Later today, I experienced a second opinion on our election process and the outcome. Amana/Maytag sent a guy to try and repair our twice-failed Amana dishwasher. The service call was supposed to be under warranty, but the guy and the customer service people decided it wasn’t. I got stuck with a $60 bill for nothing and, then, a demented lesson in politics and history from a guy at least my age driving a beat up van working for a small town appliance repair company.
“We just got rescued.”
“What?”
“We finally have a president with business experience.”
“If bankrupting six companies, stiffing your vendors, and losing stockholders millions is ‘business experience,’ that’s what we got." This is the same 'business man' label every mobster calls himself. The Sopranos are 'business men' by that definition.
“In 1980, I was running a mechanical contractor business. When Reagan got elected, it was like the whole country breathed a sigh of relief.”
“Not where I lived. In 1981, the market tanked, interest rates kept climbing, and you couldn’t get an engineering job anywhere in the Midwest unless it was with a military contractor. And what the fuck is a "mechanical contractor?”
He went on (and on) about how “the whole economy” turned around overnight after Reagan took office. Of course, reality has a liberal bias and as Forbes Magazine tell it, “Unable to borrow money at an interest rate they could afford, 17,000 businesses had failed by the fall of 1982 and unemployment reached record highs.” When I contested his weird take on 1980’s economics, he asked, “Have you ever run a business?”
Why yes, I have. Several, in fact. A couple for employers and a half-dozen of my own. I supported my family working several jobs and going to school nights. I never stiffed my vendors or declared bankruptcy, either. Turned out, he’d done both but he thought that was just “business.”
In 1983, I left Nebraska for California, since Reagan’s home state was the only functioning economy in the country. If I’d been willing to work for Northrop, Lockheed, or one of the dozens of military-industrial complex employers in southern California, I’d have been rolling in money. Instead, I clung to my values and worked for a consumer products manufacturer for ten years and came away from California poor but debt-free.

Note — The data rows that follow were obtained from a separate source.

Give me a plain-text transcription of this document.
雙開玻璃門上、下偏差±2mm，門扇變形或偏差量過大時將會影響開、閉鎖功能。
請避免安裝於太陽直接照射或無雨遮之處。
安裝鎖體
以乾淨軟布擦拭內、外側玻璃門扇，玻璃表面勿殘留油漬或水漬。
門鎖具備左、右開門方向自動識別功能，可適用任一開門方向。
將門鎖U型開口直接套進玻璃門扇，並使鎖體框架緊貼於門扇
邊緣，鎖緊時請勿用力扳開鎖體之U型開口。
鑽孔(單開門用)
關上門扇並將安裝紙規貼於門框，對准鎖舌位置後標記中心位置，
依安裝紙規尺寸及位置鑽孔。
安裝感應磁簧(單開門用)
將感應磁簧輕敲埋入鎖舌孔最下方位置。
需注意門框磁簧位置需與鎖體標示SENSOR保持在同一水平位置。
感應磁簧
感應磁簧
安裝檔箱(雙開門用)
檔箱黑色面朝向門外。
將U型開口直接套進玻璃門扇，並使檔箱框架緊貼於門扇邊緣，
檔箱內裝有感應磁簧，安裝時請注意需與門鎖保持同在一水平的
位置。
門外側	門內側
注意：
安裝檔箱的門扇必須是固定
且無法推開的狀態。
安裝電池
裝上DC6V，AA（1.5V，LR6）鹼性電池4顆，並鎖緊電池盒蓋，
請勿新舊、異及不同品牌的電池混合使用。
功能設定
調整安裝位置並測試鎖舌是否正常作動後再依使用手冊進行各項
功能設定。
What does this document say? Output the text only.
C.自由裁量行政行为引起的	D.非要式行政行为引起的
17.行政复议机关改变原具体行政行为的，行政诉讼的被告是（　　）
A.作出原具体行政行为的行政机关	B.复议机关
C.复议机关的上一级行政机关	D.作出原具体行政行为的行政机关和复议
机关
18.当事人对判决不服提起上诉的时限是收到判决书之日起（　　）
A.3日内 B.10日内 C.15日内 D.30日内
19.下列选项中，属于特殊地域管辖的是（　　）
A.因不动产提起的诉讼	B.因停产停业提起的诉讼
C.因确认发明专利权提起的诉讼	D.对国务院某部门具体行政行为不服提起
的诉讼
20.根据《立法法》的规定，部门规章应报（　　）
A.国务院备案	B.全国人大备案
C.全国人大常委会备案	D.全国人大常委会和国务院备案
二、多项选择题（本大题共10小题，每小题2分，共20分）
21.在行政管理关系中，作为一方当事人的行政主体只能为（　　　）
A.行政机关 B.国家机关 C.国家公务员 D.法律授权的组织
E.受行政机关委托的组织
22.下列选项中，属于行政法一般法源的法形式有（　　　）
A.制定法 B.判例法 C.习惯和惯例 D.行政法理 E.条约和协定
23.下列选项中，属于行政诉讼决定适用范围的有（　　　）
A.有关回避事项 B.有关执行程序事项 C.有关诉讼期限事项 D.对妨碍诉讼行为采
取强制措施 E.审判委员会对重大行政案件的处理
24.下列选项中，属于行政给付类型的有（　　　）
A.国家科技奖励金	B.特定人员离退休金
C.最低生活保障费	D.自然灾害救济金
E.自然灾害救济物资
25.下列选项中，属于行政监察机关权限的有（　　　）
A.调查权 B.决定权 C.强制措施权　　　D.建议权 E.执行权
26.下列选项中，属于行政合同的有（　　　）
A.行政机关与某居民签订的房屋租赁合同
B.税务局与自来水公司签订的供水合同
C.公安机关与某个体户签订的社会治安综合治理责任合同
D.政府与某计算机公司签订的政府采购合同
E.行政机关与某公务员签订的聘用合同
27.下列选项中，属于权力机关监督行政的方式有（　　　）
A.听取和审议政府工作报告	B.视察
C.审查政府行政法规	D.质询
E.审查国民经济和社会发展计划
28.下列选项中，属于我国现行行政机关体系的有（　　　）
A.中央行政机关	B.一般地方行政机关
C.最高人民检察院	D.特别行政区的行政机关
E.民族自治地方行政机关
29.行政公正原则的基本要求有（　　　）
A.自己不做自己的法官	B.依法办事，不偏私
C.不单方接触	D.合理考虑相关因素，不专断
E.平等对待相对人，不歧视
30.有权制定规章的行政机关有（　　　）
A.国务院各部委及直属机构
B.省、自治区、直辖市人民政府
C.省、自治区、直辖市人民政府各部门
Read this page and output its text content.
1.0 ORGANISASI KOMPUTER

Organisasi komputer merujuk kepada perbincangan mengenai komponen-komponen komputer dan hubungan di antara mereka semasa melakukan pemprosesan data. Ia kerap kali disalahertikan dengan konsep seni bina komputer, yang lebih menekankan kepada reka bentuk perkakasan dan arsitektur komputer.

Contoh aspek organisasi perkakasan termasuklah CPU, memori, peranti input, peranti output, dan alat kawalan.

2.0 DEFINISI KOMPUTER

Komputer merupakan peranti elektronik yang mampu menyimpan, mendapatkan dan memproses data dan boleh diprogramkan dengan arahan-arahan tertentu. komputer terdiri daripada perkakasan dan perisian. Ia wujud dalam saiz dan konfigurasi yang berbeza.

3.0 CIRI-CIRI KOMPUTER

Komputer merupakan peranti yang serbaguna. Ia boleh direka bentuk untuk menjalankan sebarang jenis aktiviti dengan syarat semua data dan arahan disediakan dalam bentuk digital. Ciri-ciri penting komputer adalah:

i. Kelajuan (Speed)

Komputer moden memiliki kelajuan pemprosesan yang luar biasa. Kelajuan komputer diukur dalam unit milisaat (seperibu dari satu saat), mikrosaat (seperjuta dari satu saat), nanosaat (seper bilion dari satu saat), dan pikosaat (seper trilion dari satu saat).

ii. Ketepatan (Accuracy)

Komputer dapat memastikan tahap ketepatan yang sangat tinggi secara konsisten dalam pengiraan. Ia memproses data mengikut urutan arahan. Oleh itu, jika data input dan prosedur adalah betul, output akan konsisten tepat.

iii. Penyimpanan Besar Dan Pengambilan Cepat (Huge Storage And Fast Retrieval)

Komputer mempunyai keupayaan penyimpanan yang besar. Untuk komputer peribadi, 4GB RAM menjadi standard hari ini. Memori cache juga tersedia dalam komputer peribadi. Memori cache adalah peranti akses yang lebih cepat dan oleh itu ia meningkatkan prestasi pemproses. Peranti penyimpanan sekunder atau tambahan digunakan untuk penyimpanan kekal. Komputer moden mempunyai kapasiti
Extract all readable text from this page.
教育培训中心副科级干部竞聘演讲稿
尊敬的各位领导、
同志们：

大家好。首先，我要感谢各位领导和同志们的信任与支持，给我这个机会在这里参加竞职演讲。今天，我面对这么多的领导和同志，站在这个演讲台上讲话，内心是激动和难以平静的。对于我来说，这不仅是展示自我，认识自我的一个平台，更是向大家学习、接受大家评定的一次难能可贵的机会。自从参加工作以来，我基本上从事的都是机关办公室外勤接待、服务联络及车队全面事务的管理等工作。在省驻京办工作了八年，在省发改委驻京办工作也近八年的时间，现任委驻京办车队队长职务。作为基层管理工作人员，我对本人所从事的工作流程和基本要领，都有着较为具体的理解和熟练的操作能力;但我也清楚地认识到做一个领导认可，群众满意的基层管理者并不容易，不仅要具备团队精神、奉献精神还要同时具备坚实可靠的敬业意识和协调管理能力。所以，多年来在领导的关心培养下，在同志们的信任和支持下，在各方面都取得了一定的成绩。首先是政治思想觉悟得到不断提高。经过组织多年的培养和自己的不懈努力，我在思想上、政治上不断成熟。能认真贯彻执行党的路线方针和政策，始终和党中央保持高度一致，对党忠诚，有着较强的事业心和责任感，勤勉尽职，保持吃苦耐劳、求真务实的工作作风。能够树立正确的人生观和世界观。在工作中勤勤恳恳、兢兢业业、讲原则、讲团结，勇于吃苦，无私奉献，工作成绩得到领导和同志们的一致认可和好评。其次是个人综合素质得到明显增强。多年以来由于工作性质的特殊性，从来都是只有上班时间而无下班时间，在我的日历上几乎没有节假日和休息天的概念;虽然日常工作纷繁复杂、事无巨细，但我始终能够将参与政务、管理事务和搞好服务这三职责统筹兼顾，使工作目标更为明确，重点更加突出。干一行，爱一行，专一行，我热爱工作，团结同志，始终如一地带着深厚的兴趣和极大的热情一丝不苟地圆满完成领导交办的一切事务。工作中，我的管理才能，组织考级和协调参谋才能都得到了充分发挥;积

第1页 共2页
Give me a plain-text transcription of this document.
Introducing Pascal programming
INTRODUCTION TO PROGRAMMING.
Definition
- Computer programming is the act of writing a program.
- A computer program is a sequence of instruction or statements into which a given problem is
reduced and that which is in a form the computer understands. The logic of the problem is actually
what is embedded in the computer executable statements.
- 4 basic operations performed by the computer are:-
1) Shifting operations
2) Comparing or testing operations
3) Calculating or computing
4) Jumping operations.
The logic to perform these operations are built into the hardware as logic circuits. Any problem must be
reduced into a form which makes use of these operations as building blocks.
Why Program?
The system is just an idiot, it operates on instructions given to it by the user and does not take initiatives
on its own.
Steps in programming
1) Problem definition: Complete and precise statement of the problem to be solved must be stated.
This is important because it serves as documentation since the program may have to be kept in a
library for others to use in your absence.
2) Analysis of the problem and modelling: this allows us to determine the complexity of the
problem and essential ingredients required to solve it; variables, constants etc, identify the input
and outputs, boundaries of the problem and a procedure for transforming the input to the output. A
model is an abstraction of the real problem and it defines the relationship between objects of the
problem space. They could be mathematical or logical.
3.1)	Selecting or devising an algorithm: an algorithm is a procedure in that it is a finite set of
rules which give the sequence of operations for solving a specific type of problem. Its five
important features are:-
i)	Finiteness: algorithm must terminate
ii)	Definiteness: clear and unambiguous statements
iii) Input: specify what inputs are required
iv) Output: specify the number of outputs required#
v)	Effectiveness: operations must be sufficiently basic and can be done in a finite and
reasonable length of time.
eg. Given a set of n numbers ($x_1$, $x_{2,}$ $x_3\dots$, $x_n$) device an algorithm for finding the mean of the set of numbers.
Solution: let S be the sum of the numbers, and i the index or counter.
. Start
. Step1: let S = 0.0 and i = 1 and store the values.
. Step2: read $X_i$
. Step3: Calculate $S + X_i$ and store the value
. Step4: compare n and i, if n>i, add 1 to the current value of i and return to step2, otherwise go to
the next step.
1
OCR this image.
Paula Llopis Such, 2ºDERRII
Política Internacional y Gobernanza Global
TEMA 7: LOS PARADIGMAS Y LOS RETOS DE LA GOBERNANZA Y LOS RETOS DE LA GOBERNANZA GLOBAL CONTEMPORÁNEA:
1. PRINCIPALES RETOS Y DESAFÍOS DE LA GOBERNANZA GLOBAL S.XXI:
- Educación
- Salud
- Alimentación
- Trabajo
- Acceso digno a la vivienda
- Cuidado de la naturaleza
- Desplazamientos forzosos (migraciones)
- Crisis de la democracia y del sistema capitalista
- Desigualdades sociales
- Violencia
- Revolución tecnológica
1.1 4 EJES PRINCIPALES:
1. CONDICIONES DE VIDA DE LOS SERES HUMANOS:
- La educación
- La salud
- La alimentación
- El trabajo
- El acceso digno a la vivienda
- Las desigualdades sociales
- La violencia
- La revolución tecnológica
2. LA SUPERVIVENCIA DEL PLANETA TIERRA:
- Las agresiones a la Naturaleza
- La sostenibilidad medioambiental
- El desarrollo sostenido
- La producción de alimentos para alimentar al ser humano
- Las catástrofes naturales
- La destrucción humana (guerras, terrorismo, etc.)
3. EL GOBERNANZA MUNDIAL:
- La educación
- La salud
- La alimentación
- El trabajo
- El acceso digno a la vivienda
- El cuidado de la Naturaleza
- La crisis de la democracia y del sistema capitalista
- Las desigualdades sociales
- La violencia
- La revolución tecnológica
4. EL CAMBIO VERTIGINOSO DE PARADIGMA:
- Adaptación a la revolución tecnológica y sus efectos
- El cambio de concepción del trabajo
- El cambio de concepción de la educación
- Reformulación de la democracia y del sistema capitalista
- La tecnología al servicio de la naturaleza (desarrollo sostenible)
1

So, I met a Boomer generation Trump-voter and he turned out to be who I expected him to be: a barely-literate, failing student of history; including his own past. I don’t know how you fix any of this crap. A very few people are doing a lot of work to support the rest of the country and I think they are going to have to lay down that burden and let the country’s deadbeats know how precarious their position is. From my own family experience, it has become clear that people are very selective and creative in their memories and that seems to me to be an impossible educational hurdle. If most people are incapable of learning from history, we don’t have much hope of ever getting beyond our cave-dwelling habits and violent past.